Izrael boi się uderzenia z północy. Kolejny wróg na horyzoncie?

Jesteśmy świadkami bezprecedensowego ataku Hamasu na Izrael. Kraj ten już otwarcie mówi o wojnie. Po obu stronach drastycznie wzrasta liczba ofiar, a na horyzoncie zamiast upragnionego pokoju czai się widmo kolejnego zagrożenia. Na północy czyha Hezbollah.

Od kilku dni na Bliskim Wschodzie trwa wojna między Izraelem a Hamasem. Organizacja zaatakowała izraelskie cele setkami rakiet. W odpowiedzi Tel Awiw wysłał swoje myśliwce i stara się zablokować Strefę Gazy. O historii tego konfliktu pisaliśmy w poniedziałek.

Hamas zaatakował z południa, lecz Izrael obawia się również ataku z północy, ze strony Hezbollahu. Jest to kolejna organizacja, która jest wrogo nastawiona do społeczności żydowskiej. Otwarcie kolejnego frontu, po drugiej stronie kraju, byłoby niezwykle problematyczne dla Tel Awiwu.

Reklama

Jak zaznacza TheWarZone, Hezbollah ma silne powiązania z Iranem, ma także swoją siatkę w znajdują się tuż obok w Syrii. Portal twierdzi, że "takie okoliczności drastycznie zwiększają szanse na rozszerzenie konfliktu daleko poza Izrael i południowy Liban".

TheWarZone przekazuje, że Hezbollah poinformował wcześniej, że nie zaatakuje Izraela. Jednakże nie wykluczył tego w przypadku, kiedy wojska izraelskie wejdą siłą do Strefy Gazy. Kolejną "furtką" do ataku jest nękanie lub prowokowanie Hezbollahu przez Tel Awiw.

Co to jest Hezbollah?

Hezbollah jest libańską szyicką partią polityczną i jednocześnie grupą bojową działającą w Libanie. Organizacja jest uważana za organizację terrorystyczną przez Izrael, Stany Zjednoczone, Wielką Brytanię, Ligę Państw Arabskich, a także przez Australię, Holandię, Argentynę, czy Kanadę. Z kolei Unia Europejska za organizację terrorystyczną uznaje zbrojne skrzydło Hezbollahu.

Obecnym przywódcą Hezbollahu jest obecnie Hasan Nasr Allah.

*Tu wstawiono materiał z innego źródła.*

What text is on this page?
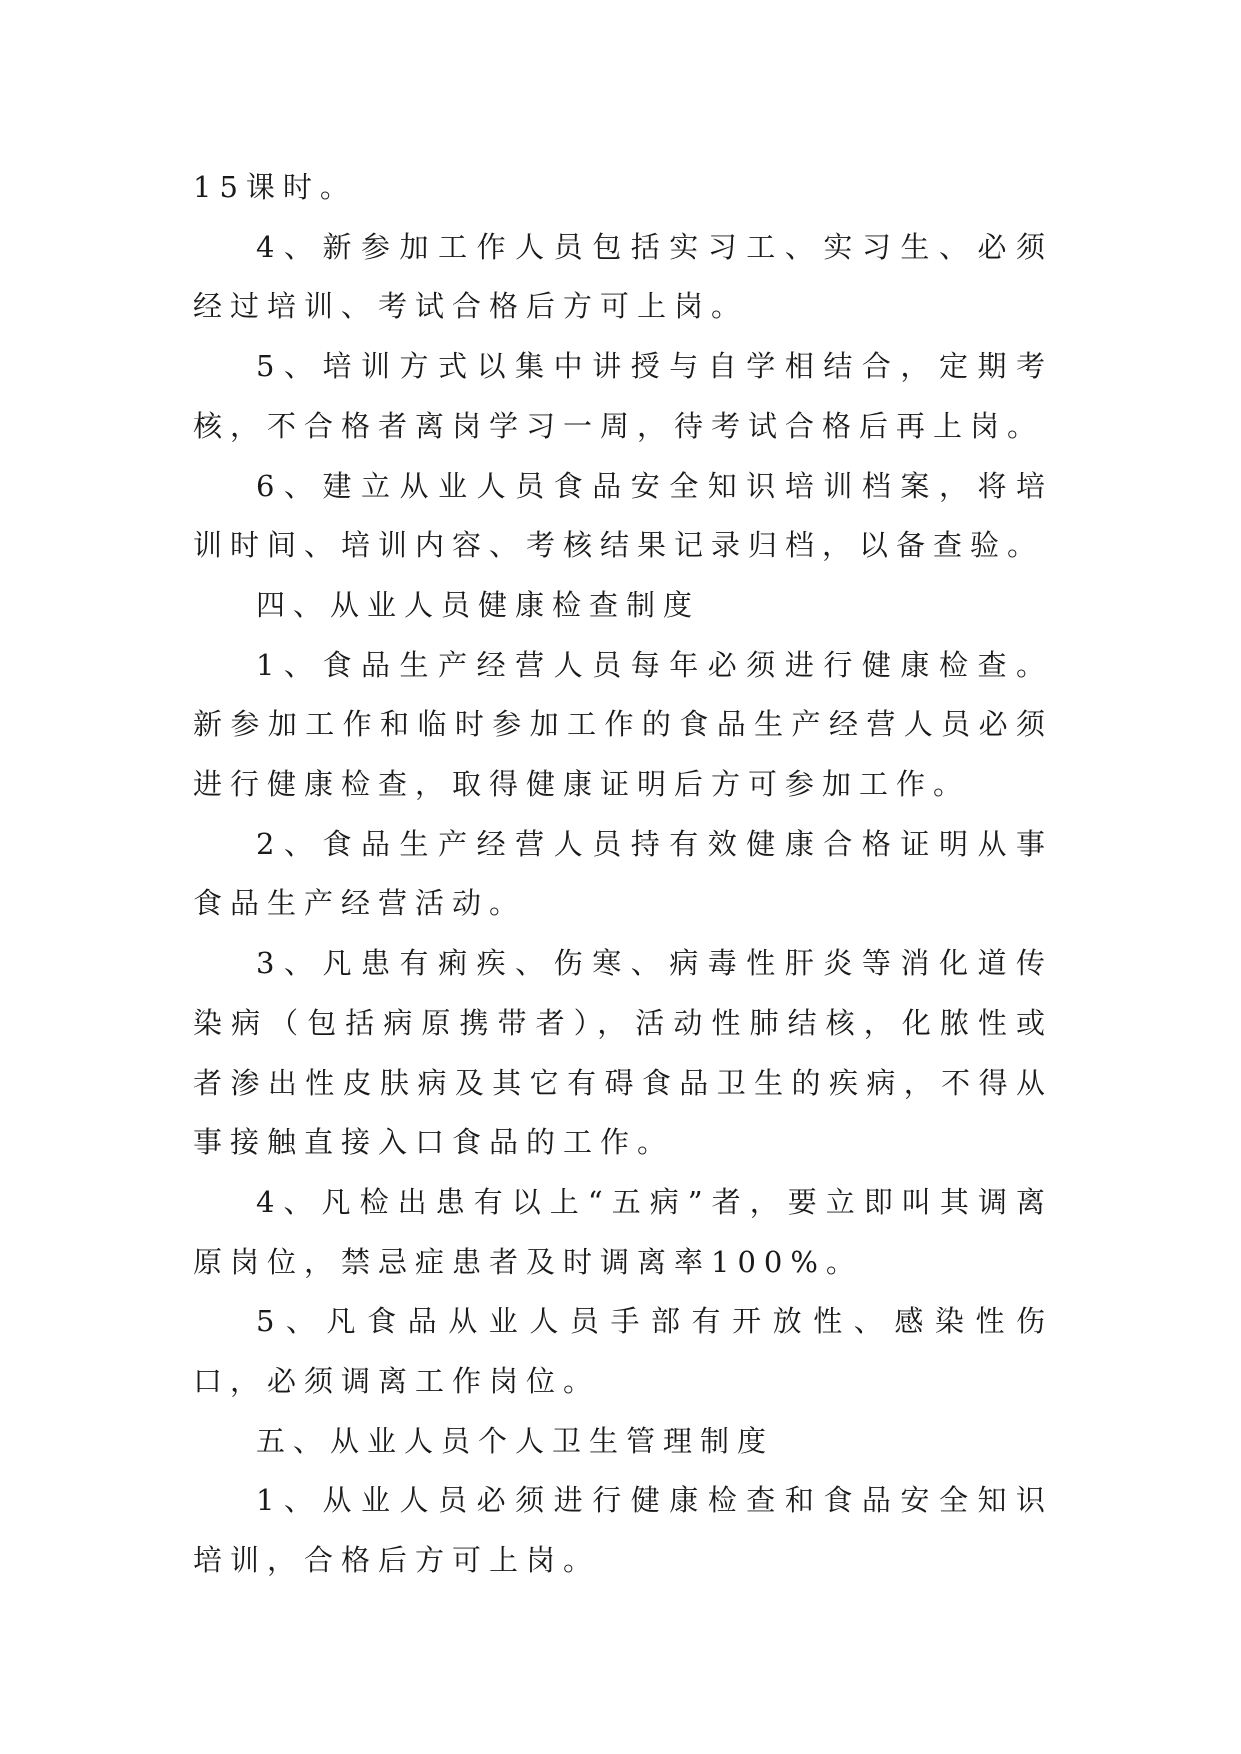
15课时。

4、新参加工作人员包括实习工、实习生、必须经过培训、考试合格后方可上岗。

5、培训方式以集中讲授与自学相结合，定期考核，不合格者离岗学习一周，待考试合格后再上岗。

6、建立从业人员食品安全知识培训档案，将培训时间、培训内容、考核结果记录归档，以备查验。

四、从业人员健康检查制度

1、食品生产经营人员每年必须进行健康检查。新参加工作和临时参加工作的食品生产经营人员必须进行健康检查，取得健康证明后方可参加工作。

2、食品生产经营人员持有效健康合格证明从事食品生产经营活动。

3、凡患有痢疾、伤寒、病毒性肝炎等消化道传染病（包括病原携带者），活动性肺结核，化脓性或者渗出性皮肤病及其它有碍食品卫生的疾病，不得从事接触直接入口食品的工作。

4、凡检出患有以上“五病”者，要立即叫其调离原岗位，禁忌症患者及时调离率100%。

5、凡食品从业人员手部有开放性、感染性伤口，必须调离工作岗位。

五、从业人员个人卫生管理制度

1、从业人员必须进行健康检查和食品安全知识培训，合格后方可上岗。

Z kolei organizacja kierowana jest przez radę, do której wchodzi dwunastu duchownych, a także specjalne komitety, które zajmują się sprawami politycznymi, ideologicznymi, wojskowymi, sądowymi i propagandowymi.

Specjaliści twierdzą, że Hezbollah stworzył państwo w państwie i nie znajduje się pod kontrolą libańskich władz. Organizacja ta otrzymuje bardzo duże wsparcie, zarówno finansowe jak i militarne od Iranu, jednego z największych wrogów Izraela.

Ideologia Hezbollahu

Jak zaznaczają specjaliści, ideologia i polityka Hezbollahu jest silnie antyzachodnia i antyizraelska. W 1985 roku pojawił się manifest organizacji, w którym ruch zakładał m.in. doprowadzenie do wycofania się z Libanu sił ONZ, zwalczanie wszelkich wpływów zachodniego świata na kraj, doprowadzenie do wycofania się izraelskich wojsk oraz zniszczenie państwa Izrael.

Jak mówił Naim Kasem, zastępca dowódcy Hezbollahu, wojna z Izraelem jest podstawowym celem organizacji i główną podstawą jego istnienia. Dodatkowo Hezbollah chce ustanowić islamskie rządy nad całą Palestyną oraz nad Jerozolimą.

Historyk Robert S. Wistrich mówił: "Podobnie jak propaganda Hamasu o świętej wojnie, propaganda Hezbollahu polegała na niekończącym się szkalowaniu Żydów jako "wrogów ludzkości", "spiskowych, upartych i zarozumiałych" przeciwników pełnych "szatańskich planów" zniewolenia Arabów. Łączy tradycyjny islamski antyjudaizm z zachodnimi mitami spiskowymi, antysyjonizmem Trzeciego Świata i irańską szyicką pogardą dla Żydów jako "rytualnie nieczystych" i skorumpowanych niewiernych. Szejk Fadlallah zazwyczaj nalega ... że Żydzi chcą podważyć lub wymazać islam i arabską tożsamość kulturową w celu zwiększenia swojej ekonomicznej i politycznej dominacji".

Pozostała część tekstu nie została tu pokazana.